I use ‘textcat’ package to detect the foreign languages. The results are not good. Apparently many sentences sentences are intepreted as non-english. Unicodes and langauge dictionalry could be combined to detect the lanaguages. Unicodes would work on word symbols, and dictionary on shared alphabetics.
– Build sysnonym dictionary to reduce the unique words volumn, less words represnet more instances. – Use ngram prediction to cover extra words not shown in the highest unique words
Unigram, bigram, and trigram in dataframe are already stored in the previous work. Based on that, I could calcuate the conditional probalbity by counting the number of instance over given the conditional instances. Following the Markov Chain, I can get the total conditional probability. The word pair with highest probablity is to be the final prediciton
To make the model smaller and efficient, it is necessary to reduce the number of unique word pairs. One way is to use synonym. The other is to POS to annotate the words, so the number of unique word pairs would reduce as tag pairs.
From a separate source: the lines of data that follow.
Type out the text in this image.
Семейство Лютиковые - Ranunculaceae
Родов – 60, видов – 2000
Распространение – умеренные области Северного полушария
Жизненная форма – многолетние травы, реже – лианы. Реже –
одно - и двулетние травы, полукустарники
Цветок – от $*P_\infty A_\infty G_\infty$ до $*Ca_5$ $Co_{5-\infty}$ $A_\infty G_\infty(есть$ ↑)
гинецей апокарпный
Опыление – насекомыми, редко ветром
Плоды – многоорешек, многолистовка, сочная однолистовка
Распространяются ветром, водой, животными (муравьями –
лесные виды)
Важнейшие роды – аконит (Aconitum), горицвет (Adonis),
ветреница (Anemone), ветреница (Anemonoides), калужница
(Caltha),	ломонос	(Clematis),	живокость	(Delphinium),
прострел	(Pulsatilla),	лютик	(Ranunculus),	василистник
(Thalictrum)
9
I start with 3 parameters. If the performance is not good, I probably increase n.
Add-one smoothing is the simplest way. Just add one count to all words including unknown words.
Cross validation. Split the dataset into training and validation sets, and use the validation sets to evaluate the model performance.
If there is no prediction for the n-grams, we go back to n-1 grams. So does for the n-1 grams. Here if trigrams prediciton produces nothing, we have bigram to take over, and then unigram.
Since this project is for the typing prediction, the Shiny App should work as receiving text input and outputing next word prediction. The fancy way would be dynamic like what we are typing on iphone, and the prediction pops up instantly.